Here is the ouput of prime-select log-view


##SUSEPrime logfile##
[ 22:24:10 ] user_logout_waiter: started
[ 22:42:23 ] service restored by user
[ 22:46:32 ] Boot: forcing booting with nvidia, boot preference ignored
[ 22:46:34 ] updated /home/brook/.config/kdeglobals
[ 22:46:34 ] NVIDIA card correctly set
[ 22:46:34 ] HotSwitch: completed!
[ 00:51:53 ] Boot: setting-up nvidia card
[ 17:27:29 ] Boot: setting-up nvidia card
[ 17:35:27 ] Boot: setting-up nvidia card
[ 17:39:01 ] user_logout_waiter: started
[ 17:39:13 ] user_logout_waiter: X restart detected, preparing switch to offload
[ 17:39:16 ] Adding support for NVIDIA Prime Render Offload
[ 17:39:16 ] Intel card correctly set
[ 17:39:16 ] HotSwitch: starting Display Manager
[ 17:39:16 ] HotSwitch: completed!
[ 23:05:57 ] Boot: setting-up offload card
[ 01:04:21 ] user_logout_waiter: started
[ 22:38:29 ] Boot: setting-up offload card
[ 16:20:57 ] Boot: setting-up offload card
[ 15:27:10 ] Boot: setting-up offload card
[ 16:18:46 ] Boot: setting-up offload card
[ 20:35:02 ] Boot: nvidia.prime=offload kernel parameter detected!
[ 20:35:02 ] Boot: setting-up offload card
[ 21:25:55 ] Boot: nvidia.prime=offload kernel parameter detected!
[ 21:25:55 ] Boot: setting-up offload card
[ 16:36:50 ] Boot: setting-up offload card
[ 14:16:13 ] Boot: setting-up offload card
[ 22:28:39 ] Boot: setting-up offload card
[ 18:42:13 ] Boot: setting-up offload card
[ 18:46:20 ] Boot: setting-up offload card
[ 20:07:13 ] Boot: setting-up offload card
[ 20:11:47 ] Boot: nvidia.prime=offload kernel parameter detected!
[ 20:11:47 ] Boot: setting-up offload card
[ 19:07:14 ] Boot: setting-up offload card
[ 19:14:38 ] Boot: setting-up offload card
[ 19:50:46 ] Boot: setting-up nvidia card
[ 21:28:51 ] Boot: nvidia.prime=offload kernel parameter detected!

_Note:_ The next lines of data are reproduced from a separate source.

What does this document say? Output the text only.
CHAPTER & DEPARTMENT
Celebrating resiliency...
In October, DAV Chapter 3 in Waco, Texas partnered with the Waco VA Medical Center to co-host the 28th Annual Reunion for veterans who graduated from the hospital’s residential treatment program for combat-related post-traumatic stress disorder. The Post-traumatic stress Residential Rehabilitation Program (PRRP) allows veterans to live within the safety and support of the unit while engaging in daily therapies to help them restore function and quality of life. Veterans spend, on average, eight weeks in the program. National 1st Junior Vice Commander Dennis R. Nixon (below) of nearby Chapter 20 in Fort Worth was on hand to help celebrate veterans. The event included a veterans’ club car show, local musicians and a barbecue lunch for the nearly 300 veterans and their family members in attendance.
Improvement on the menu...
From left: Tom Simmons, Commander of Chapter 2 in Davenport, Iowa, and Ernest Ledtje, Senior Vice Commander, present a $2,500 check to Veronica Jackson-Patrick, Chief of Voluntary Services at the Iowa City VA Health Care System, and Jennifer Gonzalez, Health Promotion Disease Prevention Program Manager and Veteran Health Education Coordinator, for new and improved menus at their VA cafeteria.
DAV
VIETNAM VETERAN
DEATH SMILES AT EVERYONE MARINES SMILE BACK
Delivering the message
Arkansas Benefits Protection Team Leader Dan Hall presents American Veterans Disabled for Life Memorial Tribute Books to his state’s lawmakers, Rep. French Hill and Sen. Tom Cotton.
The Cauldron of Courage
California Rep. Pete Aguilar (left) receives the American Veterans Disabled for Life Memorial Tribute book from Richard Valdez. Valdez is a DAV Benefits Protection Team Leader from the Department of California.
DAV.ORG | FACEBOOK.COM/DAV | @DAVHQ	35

[ 21:28:51 ] Boot: setting-up offload card
[ 21:33:06 ] Boot: setting-up nvidia card
[ 21:37:10 ] user_logout_waiter: started
[ 21:37:24 ] user_logout_waiter: X restart detected, preparing switch to offload
[ 21:37:26 ] Adding support for NVIDIA Prime Render Offload
[ 21:37:26 ] Intel card correctly set
[ 21:37:26 ] HotSwitch: starting Display Manager
[ 21:37:27 ] HotSwitch: completed!
[ 11:30:46 ] Boot: setting-up nvidia card
[ 13:34:49 ] Boot: setting-up nvidia card
[ 13:44:55 ] user_logout_waiter: started
[ 13:48:31 ] Boot: setting-up nvidia card
[ 16:13:44 ] Boot: setting-up nvidia card
[ 16:13:46 ] updated /home/brook/.config/kdeglobals
[ 16:13:46 ] NVIDIA card correctly set
[ 16:13:46 ] HotSwitch: completed!
[ 00:32:04 ] Boot: nvidia.prime=offload kernel parameter detected!
[ 00:32:04 ] Boot: setting-up offload card
[ 16:40:46 ] Boot: setting-up nvidia card
[ 20:30:41 ] Boot: setting-up nvidia card
[ 14:05:57 ] Boot: nvidia.prime=offload kernel parameter detected!
[ 14:05:57 ] Boot: setting-up offload card
[ 14:12:25 ] Boot: setting-up nvidia card
[ 20:11:58 ] user_logout_waiter: started
[ 15:34:48 ] Boot: setting-up nvidia card
[ 15:34:51 ] updated /home/brook/.config/kdeglobals
[ 15:34:51 ] NVIDIA card correctly set
[ 15:34:51 ] HotSwitch: completed!
[ 14:38:30 ] Boot: setting-up nvidia card
[ 14:38:32 ] updated /home/brook/.config/kdeglobals
[ 14:38:32 ] NVIDIA card correctly set
[ 14:38:32 ] HotSwitch: completed!
(END)
sndirsch commented 2 years ago

Ok. Looks good so far now. Of course you can also set NVreg_DynamicPowerManagement=0x02 if it's stable for you. You were totally right by setting nvidia.prime=offload as kernel boot option. This option is being evaluated by the startup script. And It's also documented. I think we can close this now as WORKSFORME with the fresh installation of G06 driver packages.